Its manufacturing facility is situated in Gujrat. The company's explosive manufacturing units hold multiple quality certifications, including ISO 9001:2015 for Quality Management Systems, ISO 14001:2015 for Environmental Management, and ISO 45001:2018 for Occupational Health and Safety Management.
IPO stands for "Initial Public Offering." It's the process through which a privately-held company becomes publicly traded by offering its shares to the general public and listing them on a stock exchange for trading. This allows the company to raise capital from investors and grants individuals and institutions the opportunity to invest in and own a portion of the company.
The life cycle of an IPO, or Initial Public Offering, begins with a company's decision to go public. It involves hiring underwriters, registering with regulatory authorities, determining the IPO price, marketing to investors, and the subscription period where investors place orders for shares. After allocation and listing, shares become publicly tradable, and the company enters the secondary market. Ongoing reporting and corporate governance are crucial as the company continues to operate as a publicly-traded entity. The IPO aims to raise capital for growth and provides investors with opportunities to trade shares in the company.
An IPO (Initial Public Offering) is when a private company goes public by selling shares to the public. Investors buy these shares, giving them ownership in the company. It's a way for companies to raise capital and expand. The process involves underwriters, regulatory filings, setting the IPO price, and marketing to investors. After the IPO, shares can be traded on a stock exchange. IPOs offer opportunities and risks, so investors should research and consider carefully.

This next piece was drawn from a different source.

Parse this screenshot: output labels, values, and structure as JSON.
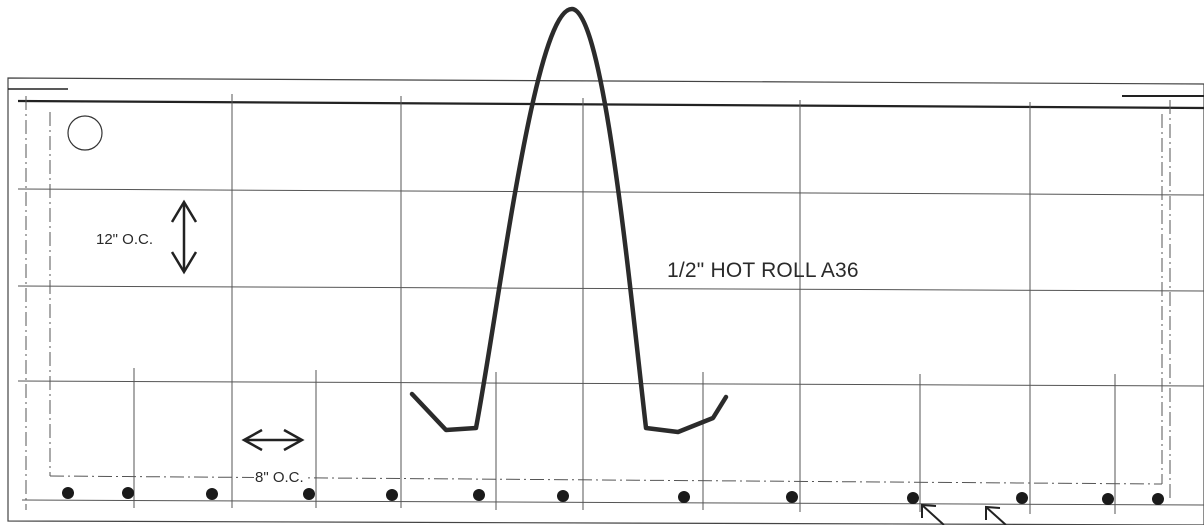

"Upcoming IPOs" refers to initial public offerings that have been announced by private companies but have not yet occurred. These are companies that plan to go public in the near future by issuing shares to the public and listing them on a stock exchange. Investors often keep an eye on upcoming IPOs as they represent opportunities to invest in companies at their early stages of public trading, potentially capturing growth potential. These offerings are typically accompanied by significant media and investor attention as they approach their launch dates.